Shock and Draw

Arjun and Nadia are playing in a Modern GPT. Arjun controls Spirit of the Labyrinth. Nadia has a single card in her hand: Quicken.

During Arjun’s end step, Nadia casts Quicken, then draws and casts Electrolyze targeting the Spirit and Arjun. Arjun says, “Sure, still done,” then notes his life total change and puts Spirit in his graveyard.

Nadia draws a card and untaps her lands. Then she looks at her new card and draws again. Arjun stops her at this point and calls a judge.

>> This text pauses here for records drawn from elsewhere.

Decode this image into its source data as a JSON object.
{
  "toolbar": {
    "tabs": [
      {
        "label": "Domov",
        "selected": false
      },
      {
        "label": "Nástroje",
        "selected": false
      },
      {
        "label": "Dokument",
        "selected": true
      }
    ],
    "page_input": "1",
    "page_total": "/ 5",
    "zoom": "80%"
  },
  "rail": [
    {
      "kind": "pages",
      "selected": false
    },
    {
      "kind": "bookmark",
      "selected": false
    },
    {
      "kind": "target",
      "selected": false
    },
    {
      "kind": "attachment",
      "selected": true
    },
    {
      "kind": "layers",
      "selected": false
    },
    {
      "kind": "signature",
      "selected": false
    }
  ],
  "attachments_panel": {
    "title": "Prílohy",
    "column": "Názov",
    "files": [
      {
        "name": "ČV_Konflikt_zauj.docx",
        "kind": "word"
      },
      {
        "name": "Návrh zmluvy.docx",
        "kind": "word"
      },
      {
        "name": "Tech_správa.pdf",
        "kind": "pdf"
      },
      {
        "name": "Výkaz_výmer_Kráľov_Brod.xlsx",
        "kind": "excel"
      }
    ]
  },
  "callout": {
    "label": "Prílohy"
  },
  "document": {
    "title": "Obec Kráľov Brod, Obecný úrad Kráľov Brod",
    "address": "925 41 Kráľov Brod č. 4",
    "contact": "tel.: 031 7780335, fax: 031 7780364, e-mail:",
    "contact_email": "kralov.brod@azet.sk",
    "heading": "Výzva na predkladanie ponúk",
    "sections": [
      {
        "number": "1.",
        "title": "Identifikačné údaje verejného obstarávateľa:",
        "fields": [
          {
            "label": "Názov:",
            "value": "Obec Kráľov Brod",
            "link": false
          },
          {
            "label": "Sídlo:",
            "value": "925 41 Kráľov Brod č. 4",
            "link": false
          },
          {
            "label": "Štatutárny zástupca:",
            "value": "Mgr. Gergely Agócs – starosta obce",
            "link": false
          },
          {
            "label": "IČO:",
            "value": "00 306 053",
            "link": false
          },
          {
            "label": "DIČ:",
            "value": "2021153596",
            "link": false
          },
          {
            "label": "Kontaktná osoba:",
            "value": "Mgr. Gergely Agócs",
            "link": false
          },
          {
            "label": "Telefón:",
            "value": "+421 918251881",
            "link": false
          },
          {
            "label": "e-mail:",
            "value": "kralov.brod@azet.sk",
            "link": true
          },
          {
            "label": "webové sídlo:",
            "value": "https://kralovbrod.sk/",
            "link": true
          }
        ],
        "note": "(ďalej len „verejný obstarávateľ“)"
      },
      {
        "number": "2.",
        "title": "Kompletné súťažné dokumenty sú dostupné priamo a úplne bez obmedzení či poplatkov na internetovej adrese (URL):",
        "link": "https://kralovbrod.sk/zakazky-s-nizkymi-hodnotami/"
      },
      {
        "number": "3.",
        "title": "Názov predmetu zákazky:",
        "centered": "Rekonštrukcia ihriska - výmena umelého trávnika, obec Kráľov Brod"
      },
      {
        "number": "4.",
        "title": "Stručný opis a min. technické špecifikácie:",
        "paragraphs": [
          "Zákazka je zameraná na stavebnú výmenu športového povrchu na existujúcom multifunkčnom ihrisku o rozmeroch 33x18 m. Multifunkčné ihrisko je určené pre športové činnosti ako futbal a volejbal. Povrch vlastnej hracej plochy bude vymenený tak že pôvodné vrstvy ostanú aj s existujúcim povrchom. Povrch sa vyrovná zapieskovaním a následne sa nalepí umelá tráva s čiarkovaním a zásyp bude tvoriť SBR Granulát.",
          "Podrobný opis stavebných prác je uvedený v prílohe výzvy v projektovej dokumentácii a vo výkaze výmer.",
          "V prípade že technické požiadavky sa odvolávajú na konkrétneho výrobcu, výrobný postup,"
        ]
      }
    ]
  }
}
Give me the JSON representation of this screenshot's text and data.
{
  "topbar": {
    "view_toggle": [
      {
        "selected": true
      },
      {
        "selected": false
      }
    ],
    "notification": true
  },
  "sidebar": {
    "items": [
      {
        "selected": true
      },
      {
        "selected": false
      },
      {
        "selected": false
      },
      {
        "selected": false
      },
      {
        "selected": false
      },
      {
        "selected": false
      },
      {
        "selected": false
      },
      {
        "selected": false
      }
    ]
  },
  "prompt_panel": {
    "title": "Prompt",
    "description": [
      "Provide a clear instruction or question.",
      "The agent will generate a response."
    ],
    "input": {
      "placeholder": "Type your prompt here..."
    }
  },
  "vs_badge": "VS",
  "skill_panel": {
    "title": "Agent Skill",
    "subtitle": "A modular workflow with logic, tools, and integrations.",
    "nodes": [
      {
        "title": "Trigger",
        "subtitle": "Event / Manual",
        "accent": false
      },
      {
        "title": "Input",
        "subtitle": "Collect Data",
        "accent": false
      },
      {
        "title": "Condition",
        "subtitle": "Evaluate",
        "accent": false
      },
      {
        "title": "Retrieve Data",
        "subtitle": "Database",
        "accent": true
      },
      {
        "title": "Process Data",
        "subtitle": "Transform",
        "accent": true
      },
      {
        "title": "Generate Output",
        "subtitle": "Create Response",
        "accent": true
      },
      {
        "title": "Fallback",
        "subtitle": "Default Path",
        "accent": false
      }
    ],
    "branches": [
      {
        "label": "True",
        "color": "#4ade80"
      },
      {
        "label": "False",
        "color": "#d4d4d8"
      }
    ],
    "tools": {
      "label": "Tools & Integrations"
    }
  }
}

Nadia tells you she thought the Spirit was dead before she was supposed to draw for Electrolyze because it deals the damage first. Arjun tells you he thought Nadia’s first draw was just shortcutting her draw for the turn, rather than trying to draw from the Electrolyze.

What do you do?

Judges, feel free to discuss this scenario on Judge Apps!

Answer
Hi there, folks! It’s time to wrap this one up.

To determine the infraction, we need to figure out which illegal actions occurred. The rules say that Arjun should take 1, his Spirit of the Labyrinth should die, and that these should be the only results of resolving Electrolyze. Arjun performed all the actions he was supposed to. In addition to her legal actions of recording a life total change and putting her spell in the graveyard, Nadia drew a card. That card draw is the only illegal action taken, so we will issue the infraction associated with that action.

That infraction is Drawing Extra Cards, and it carries the normal penalty of a Game Loss. Looking at the Philosophy of Drawing Extra Cards:
Originally posted by IPG 2.3:

Though this error is easy to commit accidentally, the potential for it to be overlooked by opponents mandates a higher level of penalty. If the… card… was placed into an empty hand, and the card can be returned to the correct zone with minimal disruption, do so and downgrade the penalty to a Warning.
Even though Nadia initially drew a card into an empty hand, we can no longer return that card to the top of her library with minimal disruption. There are two cards in Nadia’s hand by the time the error is detected, so we cannot put back a card we are certain was the one that was incorrectly drawn.

Arjun pointed out the error as soon as he had the opportunity to become aware of it, so no infraction for him.

It’s also good customer service at this point to tell Nadia that she is encouraged to confirm card draws with her opponent to avoid these types of easy mistakes leading to game losses.